Search and discovery
Users shouldn't have to browse through categories to find an answer. Search surfaces the right article instantly — and the better your articles are written, the better results your users get.
The help center is an experimental feature. Enable the helpCenter flag in Admin > Settings > Experimental before using any help center features.
How search works
Your help center uses a hybrid approach that combines two complementary search strategies:
Keyword search (40% weight) — PostgreSQL full-text search on article titles and content. Fast and precise for exact terms. Works without any external services.
Semantic search (60% weight) — Vector similarity search using your configured embedding model and pgvector. Understands meaning, not just words. A user searching "can't log in" will match an article titled "Reset your password" even though the words don't overlap.

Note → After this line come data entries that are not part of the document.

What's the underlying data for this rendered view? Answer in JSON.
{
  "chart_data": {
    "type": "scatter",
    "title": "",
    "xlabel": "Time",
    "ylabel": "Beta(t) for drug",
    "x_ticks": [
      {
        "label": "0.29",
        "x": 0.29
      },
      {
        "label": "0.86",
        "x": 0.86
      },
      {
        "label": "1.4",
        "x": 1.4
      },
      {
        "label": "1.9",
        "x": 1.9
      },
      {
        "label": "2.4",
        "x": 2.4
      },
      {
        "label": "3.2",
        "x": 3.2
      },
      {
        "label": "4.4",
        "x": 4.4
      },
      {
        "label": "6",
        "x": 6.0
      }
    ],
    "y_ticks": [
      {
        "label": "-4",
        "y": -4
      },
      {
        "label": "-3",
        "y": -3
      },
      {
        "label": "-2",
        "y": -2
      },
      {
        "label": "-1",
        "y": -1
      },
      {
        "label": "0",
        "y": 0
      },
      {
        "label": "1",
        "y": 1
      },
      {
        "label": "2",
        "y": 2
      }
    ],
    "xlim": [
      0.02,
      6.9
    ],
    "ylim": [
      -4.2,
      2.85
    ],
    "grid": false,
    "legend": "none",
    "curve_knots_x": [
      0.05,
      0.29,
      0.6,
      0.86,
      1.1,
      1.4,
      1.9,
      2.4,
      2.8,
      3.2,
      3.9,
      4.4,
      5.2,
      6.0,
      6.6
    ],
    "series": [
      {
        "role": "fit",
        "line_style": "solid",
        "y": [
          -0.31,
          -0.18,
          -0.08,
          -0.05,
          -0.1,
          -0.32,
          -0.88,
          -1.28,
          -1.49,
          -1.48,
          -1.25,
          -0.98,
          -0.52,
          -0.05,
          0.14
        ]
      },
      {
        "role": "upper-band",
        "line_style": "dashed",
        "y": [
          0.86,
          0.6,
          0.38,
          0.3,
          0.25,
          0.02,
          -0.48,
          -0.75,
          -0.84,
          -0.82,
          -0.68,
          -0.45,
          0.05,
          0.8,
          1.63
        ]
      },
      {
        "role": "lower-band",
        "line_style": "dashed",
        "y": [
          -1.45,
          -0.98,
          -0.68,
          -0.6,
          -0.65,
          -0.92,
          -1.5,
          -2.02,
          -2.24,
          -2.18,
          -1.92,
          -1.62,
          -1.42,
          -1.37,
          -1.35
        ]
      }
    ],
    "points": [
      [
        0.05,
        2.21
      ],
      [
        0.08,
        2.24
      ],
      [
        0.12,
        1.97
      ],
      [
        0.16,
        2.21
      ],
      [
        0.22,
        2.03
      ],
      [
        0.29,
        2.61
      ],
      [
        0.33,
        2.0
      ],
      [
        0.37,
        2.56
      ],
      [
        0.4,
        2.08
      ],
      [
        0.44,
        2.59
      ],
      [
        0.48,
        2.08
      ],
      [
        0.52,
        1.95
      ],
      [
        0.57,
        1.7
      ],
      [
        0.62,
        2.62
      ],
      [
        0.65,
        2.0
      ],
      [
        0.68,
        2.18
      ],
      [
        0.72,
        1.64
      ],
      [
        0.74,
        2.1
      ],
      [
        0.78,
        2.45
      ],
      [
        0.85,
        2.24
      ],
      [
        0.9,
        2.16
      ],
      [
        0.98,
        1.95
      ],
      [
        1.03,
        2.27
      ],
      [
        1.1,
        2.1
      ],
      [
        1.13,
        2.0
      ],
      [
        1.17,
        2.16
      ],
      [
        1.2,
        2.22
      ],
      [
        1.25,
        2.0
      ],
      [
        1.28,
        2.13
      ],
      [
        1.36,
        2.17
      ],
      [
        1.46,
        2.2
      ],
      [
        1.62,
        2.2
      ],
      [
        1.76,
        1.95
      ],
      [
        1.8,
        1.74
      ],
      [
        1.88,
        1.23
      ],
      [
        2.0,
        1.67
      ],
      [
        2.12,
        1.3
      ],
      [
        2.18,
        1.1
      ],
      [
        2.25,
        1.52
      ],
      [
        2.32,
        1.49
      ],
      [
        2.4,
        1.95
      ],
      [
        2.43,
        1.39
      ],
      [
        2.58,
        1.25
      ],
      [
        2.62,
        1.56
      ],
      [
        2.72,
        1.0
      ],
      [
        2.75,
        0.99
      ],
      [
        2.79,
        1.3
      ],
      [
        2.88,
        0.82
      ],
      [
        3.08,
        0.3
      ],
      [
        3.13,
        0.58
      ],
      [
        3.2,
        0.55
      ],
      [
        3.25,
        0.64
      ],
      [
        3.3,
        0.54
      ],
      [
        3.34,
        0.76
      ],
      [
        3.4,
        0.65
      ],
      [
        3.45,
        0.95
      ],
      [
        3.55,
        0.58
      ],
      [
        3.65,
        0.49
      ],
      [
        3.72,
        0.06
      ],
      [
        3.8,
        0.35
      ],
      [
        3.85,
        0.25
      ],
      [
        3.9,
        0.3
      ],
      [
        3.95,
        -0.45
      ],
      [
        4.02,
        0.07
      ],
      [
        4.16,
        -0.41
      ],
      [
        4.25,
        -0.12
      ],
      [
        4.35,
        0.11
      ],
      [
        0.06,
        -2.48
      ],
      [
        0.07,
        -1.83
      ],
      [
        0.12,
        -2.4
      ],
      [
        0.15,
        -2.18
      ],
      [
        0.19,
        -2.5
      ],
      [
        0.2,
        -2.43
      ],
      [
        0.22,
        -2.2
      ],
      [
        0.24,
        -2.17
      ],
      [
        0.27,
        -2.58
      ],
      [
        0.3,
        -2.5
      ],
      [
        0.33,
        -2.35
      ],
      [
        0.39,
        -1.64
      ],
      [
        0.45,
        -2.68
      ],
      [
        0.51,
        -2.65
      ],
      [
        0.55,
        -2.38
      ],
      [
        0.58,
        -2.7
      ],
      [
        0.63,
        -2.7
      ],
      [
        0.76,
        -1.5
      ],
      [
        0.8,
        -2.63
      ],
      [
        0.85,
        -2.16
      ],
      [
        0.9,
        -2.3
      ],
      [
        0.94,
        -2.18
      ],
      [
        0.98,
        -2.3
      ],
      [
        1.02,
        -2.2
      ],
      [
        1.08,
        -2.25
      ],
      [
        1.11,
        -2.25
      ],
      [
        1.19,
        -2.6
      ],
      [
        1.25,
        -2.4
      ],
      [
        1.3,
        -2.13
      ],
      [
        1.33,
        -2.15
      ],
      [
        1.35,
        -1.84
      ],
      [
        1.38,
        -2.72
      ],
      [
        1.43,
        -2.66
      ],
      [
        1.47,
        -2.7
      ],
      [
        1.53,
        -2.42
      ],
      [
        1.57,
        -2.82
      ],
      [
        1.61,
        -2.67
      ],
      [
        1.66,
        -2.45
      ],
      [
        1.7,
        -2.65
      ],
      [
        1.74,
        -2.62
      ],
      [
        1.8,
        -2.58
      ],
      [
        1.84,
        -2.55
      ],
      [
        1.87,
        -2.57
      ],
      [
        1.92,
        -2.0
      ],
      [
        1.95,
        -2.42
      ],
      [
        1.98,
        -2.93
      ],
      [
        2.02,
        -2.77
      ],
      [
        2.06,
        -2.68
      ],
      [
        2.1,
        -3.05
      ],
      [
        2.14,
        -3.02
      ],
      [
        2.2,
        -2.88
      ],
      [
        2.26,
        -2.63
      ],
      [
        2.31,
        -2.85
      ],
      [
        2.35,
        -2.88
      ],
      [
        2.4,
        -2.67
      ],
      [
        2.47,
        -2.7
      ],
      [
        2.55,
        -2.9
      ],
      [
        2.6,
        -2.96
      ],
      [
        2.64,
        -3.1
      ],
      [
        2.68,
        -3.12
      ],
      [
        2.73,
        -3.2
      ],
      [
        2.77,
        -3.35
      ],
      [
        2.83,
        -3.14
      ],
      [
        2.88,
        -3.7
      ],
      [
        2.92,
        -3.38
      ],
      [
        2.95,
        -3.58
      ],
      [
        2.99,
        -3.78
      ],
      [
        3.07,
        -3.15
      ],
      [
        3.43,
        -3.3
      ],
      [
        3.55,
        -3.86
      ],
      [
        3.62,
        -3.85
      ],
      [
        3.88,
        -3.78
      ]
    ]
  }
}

The two scores are combined and ranked. The result is search that handles both "what's my API rate limit" and "why is my data not updating" equally well.
Without AI configured, search falls back to keyword matching only. It still works, but it won't understand natural language queries or synonyms.
Where search appears
Search is available in three places:
- Help center homepage — The main search bar users see when they visit your help center
- Widget help tab — Embedded search inside the feedback widget, so users can find answers without leaving your app
- Admin article list — Filter your own articles by keyword while managing content
How embeddings are generated
When you create or update an article, Quackback automatically generates a vector embedding for it using your configured embedding model. The embedding captures the semantic meaning of the title and content as a 1536-dimensional vector stored in pgvector.
You don't need to trigger this manually. Save an article and the embedding updates in the background.
The same AI configuration used for other AI features powers the embeddings — set AI_EMBEDDING_MODEL alongside your API key and endpoint. Choose a model that produces 1536-dimensional vectors, such as text-embedding-3-small. There's nothing separate to configure for the help center.
Optimize articles for search
Search quality depends on how your articles are written. A few practices make a real difference:
Use clear, keyword-rich titles. Titles get the most weight. "Reset your password" beats "Account access issues" for users searching "forgot password."
Write meaningful descriptions. Descriptions appear in search results. A good description answers the article's core question in one sentence, which helps users pick the right result without opening every link.
Use headings to structure content. Headings break long articles into scannable sections and add more keyword surface area for full-text search.
Write titles the way your users would phrase a question. If they'd type "how do I cancel my subscription", a title like "Cancel your subscription" matches that intent directly.